Davy Jones is the evil spirit of the sea. There are various possible attempts to explain the name by associating it with someone of a similar name:
Jones may be a corruption of name of the biblical seaman Jonah. Jonah denoted bad luck on to seamen.
Davy Jones was a 16th century publican who imprisoned drunken sailors in a locker and press-ganged them to serve on ships.
The name comes from the patron saint of sailors - St. David.
None of these is supported by any evidence - they are little more than guesses.

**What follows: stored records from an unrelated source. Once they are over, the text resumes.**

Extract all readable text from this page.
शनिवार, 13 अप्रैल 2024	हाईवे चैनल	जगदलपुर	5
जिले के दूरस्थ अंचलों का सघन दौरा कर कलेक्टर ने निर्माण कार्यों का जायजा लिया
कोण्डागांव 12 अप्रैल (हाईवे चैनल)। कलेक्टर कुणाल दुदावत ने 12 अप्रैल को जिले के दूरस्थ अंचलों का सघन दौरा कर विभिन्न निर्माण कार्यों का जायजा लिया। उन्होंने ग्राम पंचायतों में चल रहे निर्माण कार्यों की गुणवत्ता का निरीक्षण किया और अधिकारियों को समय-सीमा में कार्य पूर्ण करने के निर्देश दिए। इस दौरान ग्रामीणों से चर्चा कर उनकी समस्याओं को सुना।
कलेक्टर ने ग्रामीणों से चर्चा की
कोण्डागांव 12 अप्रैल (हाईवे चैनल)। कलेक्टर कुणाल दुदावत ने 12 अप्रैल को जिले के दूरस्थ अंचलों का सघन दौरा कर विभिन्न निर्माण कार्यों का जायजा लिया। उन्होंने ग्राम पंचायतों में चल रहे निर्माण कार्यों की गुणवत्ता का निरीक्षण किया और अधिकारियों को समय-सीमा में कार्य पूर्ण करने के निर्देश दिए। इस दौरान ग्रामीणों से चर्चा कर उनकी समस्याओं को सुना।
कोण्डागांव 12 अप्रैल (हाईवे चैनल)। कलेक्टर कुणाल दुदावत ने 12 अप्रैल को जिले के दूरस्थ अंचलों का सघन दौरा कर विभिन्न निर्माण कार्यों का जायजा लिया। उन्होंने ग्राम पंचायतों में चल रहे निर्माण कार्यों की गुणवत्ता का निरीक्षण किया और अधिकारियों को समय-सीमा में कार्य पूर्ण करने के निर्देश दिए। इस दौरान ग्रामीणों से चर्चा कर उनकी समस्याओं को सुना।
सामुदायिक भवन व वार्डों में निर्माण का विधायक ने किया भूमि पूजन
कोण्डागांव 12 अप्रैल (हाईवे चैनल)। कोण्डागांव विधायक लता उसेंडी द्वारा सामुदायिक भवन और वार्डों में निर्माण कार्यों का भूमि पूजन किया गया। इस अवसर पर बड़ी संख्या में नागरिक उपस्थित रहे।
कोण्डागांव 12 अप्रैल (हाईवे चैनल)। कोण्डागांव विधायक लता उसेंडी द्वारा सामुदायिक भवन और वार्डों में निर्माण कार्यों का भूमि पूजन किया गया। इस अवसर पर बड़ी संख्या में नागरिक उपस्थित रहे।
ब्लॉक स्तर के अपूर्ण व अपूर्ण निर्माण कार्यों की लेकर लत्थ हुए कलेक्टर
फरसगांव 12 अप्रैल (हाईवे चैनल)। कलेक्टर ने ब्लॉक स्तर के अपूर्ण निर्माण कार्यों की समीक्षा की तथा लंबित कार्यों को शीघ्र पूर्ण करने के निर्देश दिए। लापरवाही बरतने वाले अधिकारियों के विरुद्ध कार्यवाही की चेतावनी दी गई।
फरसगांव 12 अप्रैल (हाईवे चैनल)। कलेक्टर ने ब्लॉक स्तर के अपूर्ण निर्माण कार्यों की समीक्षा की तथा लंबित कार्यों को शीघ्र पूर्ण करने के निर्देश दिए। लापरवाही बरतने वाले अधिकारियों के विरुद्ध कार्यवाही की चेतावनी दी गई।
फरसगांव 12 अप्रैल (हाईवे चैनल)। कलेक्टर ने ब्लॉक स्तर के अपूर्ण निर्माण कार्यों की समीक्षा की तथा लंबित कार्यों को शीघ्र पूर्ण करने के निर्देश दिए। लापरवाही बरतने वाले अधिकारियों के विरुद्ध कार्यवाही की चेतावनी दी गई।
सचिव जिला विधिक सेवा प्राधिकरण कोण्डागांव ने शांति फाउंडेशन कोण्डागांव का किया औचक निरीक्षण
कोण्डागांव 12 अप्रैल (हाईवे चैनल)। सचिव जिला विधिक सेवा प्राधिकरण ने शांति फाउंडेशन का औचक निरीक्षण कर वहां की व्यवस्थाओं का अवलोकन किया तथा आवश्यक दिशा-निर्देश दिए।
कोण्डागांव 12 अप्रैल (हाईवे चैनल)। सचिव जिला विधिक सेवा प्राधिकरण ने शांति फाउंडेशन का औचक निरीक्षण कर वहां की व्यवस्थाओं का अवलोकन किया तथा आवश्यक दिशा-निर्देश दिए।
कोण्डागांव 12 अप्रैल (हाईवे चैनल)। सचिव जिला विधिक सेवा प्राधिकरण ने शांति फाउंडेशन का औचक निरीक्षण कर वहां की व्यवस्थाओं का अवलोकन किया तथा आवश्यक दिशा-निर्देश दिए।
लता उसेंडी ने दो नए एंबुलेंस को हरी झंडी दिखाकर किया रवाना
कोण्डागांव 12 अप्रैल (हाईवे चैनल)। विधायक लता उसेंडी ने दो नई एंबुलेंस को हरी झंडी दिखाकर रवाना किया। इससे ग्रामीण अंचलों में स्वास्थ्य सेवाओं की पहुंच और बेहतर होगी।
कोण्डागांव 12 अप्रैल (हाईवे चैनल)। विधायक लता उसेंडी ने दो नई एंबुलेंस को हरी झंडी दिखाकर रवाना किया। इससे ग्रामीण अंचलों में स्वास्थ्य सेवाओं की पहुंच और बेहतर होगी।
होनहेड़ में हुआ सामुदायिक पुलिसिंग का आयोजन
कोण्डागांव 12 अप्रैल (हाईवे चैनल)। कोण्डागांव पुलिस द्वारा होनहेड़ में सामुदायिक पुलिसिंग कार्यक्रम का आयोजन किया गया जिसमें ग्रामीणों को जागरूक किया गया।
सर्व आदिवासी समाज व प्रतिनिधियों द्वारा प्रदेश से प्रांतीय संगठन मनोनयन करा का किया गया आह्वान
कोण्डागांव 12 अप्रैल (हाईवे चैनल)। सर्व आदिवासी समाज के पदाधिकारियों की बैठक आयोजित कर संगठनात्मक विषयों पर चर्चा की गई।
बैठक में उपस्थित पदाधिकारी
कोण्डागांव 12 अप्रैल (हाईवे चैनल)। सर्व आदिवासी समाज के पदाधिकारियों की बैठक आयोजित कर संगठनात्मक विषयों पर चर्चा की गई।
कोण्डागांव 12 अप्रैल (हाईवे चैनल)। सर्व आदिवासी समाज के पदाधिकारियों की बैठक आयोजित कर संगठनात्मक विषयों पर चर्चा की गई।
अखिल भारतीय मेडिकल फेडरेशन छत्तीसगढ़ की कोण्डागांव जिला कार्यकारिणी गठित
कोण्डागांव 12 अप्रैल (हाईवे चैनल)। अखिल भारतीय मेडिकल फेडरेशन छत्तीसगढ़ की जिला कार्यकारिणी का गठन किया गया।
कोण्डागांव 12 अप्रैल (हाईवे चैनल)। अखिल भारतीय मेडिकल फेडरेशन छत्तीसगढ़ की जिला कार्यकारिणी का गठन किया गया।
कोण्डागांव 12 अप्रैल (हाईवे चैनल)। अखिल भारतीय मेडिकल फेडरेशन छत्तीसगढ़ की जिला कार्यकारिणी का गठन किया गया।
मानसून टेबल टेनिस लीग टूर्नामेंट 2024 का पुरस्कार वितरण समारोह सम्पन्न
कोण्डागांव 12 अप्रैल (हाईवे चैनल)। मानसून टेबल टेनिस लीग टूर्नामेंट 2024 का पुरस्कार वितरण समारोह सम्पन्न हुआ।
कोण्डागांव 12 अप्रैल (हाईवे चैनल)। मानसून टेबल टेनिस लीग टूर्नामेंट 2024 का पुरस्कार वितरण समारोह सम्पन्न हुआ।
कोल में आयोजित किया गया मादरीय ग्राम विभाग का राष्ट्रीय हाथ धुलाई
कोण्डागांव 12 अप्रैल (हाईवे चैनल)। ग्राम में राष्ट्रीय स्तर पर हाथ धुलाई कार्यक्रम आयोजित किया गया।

The first source of the use of the name comes from Tobias Smollett's The Adventures of Peregrine Pickle 1751:
"'By the Lord! Jack, you may say what you wool; but I'll be damned if it was not Davy Jones himself. I know him by his saucer eyes, his three rows of teeth, his horns and tail, and the blue smoke that came out of his nostrils. What does the blackguard hell's baby want with me? I'm sure I never committed murder, except in the way of my profession, nor wronged any man whatsomever since I first went to sea.' This same Davy Jones, according to the mythology of sailors, is the fiend that presides over all the evil spirits of the deep, and is often seen in various shapes, perching among the rigging on the eve of hurricanes, shipwrecks, and other disasters, to which a seafaring life is exposed; warning the devoted wretch of death and woe."
The first source that mentions Jones' locker is the 1803 Naval Chronicle:
"...seamen would have met a watery grave; or, to use a seaman's phrase, gone to Davy Jones's locker."